Adesso, coraggioso come sempre, lui che ha plasmato un impero all’impronta del lusso, rifiuta il superfluo e invoca il ritorno all’essenziale, alle priorità del vivere.
“Ho sempre creduto in una idea di eleganza senza tempo, nella realizzazione di capi d’abbigliamento che suggeriscano un unico modo di acquistarli: che durino nel tempo. Per lo stesso motivo trovo assurdo che durante il pieno inverno, in boutique, ci siano i vestito di lino e durante l’estate i cappotti di alpaca, questo per il semplice motivo che il desiderio d’acquisto debba essere soddisfatto nell’immediato – prosegue lo stilista, in riferimento alla situazione attuale- Chi acquista i vestiti per metterli dentro un armadio aspettando la stagione giusta per indossarli? Nessuno, o pochi, io credo. Ma questo sistema, spinto dai department store, è diventata la mentalità dominante. Sbagliato, bisogna cambiare, questa storia deve finire. Questa crisi è una meravigliosa opportunità per rallentare tutto, per riallineare tutto, per disegnare un orizzonte più autentico e vero”.

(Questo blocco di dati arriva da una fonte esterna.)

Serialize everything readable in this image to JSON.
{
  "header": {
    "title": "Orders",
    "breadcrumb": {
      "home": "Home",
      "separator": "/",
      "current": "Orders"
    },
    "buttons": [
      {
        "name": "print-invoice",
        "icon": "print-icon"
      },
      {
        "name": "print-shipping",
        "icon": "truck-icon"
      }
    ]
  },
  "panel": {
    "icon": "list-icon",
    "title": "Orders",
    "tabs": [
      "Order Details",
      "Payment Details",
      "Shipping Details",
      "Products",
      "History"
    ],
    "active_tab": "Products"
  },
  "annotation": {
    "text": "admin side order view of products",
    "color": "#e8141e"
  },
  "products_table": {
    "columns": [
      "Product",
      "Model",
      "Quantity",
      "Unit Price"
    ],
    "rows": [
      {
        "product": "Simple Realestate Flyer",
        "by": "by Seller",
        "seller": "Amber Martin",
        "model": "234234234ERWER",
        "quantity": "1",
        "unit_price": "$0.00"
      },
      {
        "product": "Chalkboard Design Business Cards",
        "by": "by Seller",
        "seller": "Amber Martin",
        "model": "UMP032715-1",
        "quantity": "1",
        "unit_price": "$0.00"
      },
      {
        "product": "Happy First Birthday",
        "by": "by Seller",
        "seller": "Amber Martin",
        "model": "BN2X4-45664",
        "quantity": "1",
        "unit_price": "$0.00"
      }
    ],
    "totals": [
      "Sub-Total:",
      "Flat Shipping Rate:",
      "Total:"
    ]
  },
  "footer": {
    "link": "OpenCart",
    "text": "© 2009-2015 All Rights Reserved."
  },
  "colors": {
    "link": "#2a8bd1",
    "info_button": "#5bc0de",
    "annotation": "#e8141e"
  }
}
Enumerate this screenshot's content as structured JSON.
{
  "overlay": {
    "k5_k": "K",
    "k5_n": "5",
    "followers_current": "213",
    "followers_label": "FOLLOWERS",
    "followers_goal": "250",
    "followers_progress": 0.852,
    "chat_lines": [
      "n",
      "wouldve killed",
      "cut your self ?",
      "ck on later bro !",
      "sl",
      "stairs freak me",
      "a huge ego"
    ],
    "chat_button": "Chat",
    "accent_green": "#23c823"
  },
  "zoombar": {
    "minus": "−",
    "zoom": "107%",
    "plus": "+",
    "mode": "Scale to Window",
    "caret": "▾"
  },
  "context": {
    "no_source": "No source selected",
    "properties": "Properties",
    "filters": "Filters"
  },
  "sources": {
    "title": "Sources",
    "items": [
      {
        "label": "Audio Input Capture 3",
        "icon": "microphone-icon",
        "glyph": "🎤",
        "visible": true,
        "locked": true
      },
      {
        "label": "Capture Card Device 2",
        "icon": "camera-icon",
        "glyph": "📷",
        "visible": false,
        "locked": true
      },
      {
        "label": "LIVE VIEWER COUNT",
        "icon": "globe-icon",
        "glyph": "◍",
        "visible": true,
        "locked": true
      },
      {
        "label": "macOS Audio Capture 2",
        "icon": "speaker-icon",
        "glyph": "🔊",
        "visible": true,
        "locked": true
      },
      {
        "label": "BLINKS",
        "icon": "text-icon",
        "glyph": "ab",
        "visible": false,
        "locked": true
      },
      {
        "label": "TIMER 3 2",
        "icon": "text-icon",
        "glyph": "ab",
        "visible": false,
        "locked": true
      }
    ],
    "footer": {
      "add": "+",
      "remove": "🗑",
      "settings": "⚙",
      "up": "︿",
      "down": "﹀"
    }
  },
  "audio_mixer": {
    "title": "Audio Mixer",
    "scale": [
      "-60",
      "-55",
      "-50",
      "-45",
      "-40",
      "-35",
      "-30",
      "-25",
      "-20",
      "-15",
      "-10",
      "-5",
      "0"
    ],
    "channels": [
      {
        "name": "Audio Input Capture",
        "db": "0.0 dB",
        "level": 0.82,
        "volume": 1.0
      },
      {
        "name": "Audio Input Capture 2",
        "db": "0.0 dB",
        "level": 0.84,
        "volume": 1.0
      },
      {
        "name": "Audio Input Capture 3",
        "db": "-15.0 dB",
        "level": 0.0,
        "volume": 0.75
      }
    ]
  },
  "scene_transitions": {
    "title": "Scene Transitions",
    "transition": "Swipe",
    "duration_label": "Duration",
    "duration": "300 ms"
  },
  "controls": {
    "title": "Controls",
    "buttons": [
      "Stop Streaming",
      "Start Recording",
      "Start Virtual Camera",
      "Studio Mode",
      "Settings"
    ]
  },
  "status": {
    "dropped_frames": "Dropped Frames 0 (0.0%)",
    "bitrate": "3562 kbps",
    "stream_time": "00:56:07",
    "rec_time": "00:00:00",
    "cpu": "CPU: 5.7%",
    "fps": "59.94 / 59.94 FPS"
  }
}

Guardando al futuro, in un periodo di crisi per la moda italiana, che a detta della FMI Federazione Moda Italia perderà nel 2020 il 50% del fatturato, Giorgio Armani detta le sue regole, che ci auguriamo tutti indosseranno, come sempre in anticipo nel settore della moda. Perchè a sfilare in passerella questa volta saranno l’etica e il senso di responsabilità.
“Basta spettacolarizzazione, basta sprechi. Da tre settimane lavoro con i miei team affinché, usciti dal lockdown, le collezioni estive rimangano in boutique almeno fino ai primi di settembre, com’è naturale che sia. E così faremo da ora in poi. Questa crisi è anche una meravigliosa opportunità per ridare valore all’autenticità: basta con la moda come gioco di comunicazione, basta con le sfilate in giro per il mondo, al solo scopo di presentare idee blande. Basta intrattenere con spettacoli grandiosi che oggi si rivelano per quel che sono: inappropriati, e voglio dire anche volgari. Basta con le sfilate in tutto il mondo, fatte tramite i viaggi che inquinano. Basta con gli sprechi di denaro per gli show, sono solo pennellate di smalto apposte sopra il nulla. Il momento che stiamo attraversando– conclude Armani- è turbolento, ma ci offre la possibilità, unica davvero, di aggiustare quello che non va, di togliere il superfluo, di ritrovare una dimensione più umana … Questa è forse la più importante lezione di questa crisi”.